El inspector se sentó con cautela en la única butaca que había en el salón, y preguntó:
– ¿Tiene pulgas?
Ingram sonrió y murmuró:
– ¿Se cagan los ratones en el azúcar?
– ¡Mierda!
Ingram fue hacia una ventana y se sentó en el borde del alféizar.
– Pues ya puede alegrarse de que no fuera su madre la que salió a cabalgar el domingo pasado -dijo en voz baja-. Esta cocina es estéril comparada con la suya. -Había descubierto la hospitalidad de la señora Jenner cuatro años atrás, el día después de la desaparición de Healey, y había jurado no repetir la experiencia. La señora Jenner le había servido el café en una taza resquebrajada y con unas espantosas manchas de té, y mientras se lo bebía, Ingram no paraba de sentir náuseas. Nunca había entendido las peculiares costumbres de la aristocracia terrateniente venida a menos, que por lo visto creía que la porcelana fina era más valiosa que la higiene.

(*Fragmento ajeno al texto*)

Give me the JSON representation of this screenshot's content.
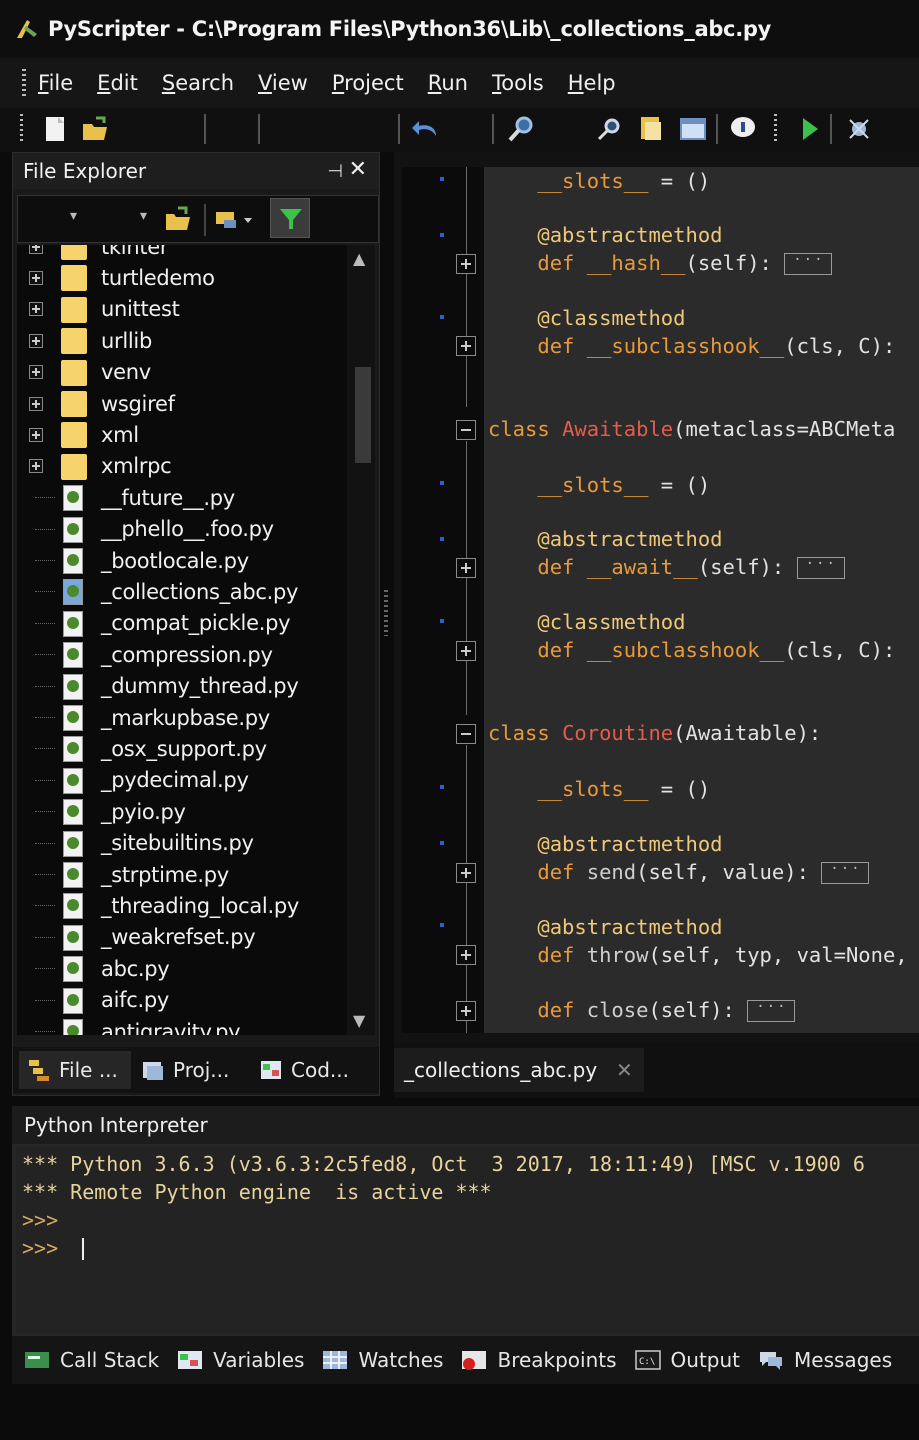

Esperaron en silencio mientras Maggie estaba ocupada en la cocina. La atmósfera estaba impregnada de olor a estiércol, procedente de un montón de paja que había en el patio, y dentro del piso el calor era insoportable, pues el tejado no tenía ningún tipo de aislamiento. Pasados unos minutos, los policías empezaron a secarse el sudor de la frente con sus pañuelos, y la escasa ventaja que Ingram creía haberle tomado a Maggie se desvaneció rápidamente. Poco después ella apareció con las tazas de café en una bandeja; cuando los policías se hubieron servido, ella se sentó en la manta de Bertie, que seguía en el sofá.
– Veamos, ¿qué puedo contarle que no le haya contado ya a Nick? -le preguntó a Galbraith-. Ya sé que se trata de una instrucción de asesinato, porque he leído los periódicos, pero no sé en qué puedo ayudarles, dado que no vi el cadáver.
Galbraith sacó unas notas.
– De hecho es algo más que una investigación de asesinato, señorita Jenner. Kate Sumner fue violada antes de ser arrojada al mar, así que el hombre que la mató es sumamente peligroso, y tenemos que atraparlo antes de que cometa otro crimen. -Hizo una pausa para que ella asimilara aquella información-. Créame, le agradeceremos mucho cualquier información que pueda proporcionarnos.
– Pero yo no sé nada.
– Usted habló con un hombre llamado Steven Harding -le recordó el inspector.
– ¡Vaya por Dios! No estará insinuando que ha sido él, ¿verdad? -Miró a Ingram con expresión ceñuda y dijo-: Veo que la has tomado con ese chico, ¿eh, Nick? Él sólo intentaba ayudar. Podrías acusar a cualquiera de los otros hombres que había aquel día en Chapman's Pool.
Ingram no se inmutó ni por el ceño ni por la recriminación.
– Sí, tiene razón.
– Entonces, ¿por qué sólo te metes con Steve?
– No se trata de eso, señorita Jenner -replicó Ingram-. Estamos intentando descartarlo de la investigación. Ni el inspector ni yo queremos perder el tiempo investigando a personas inocentes.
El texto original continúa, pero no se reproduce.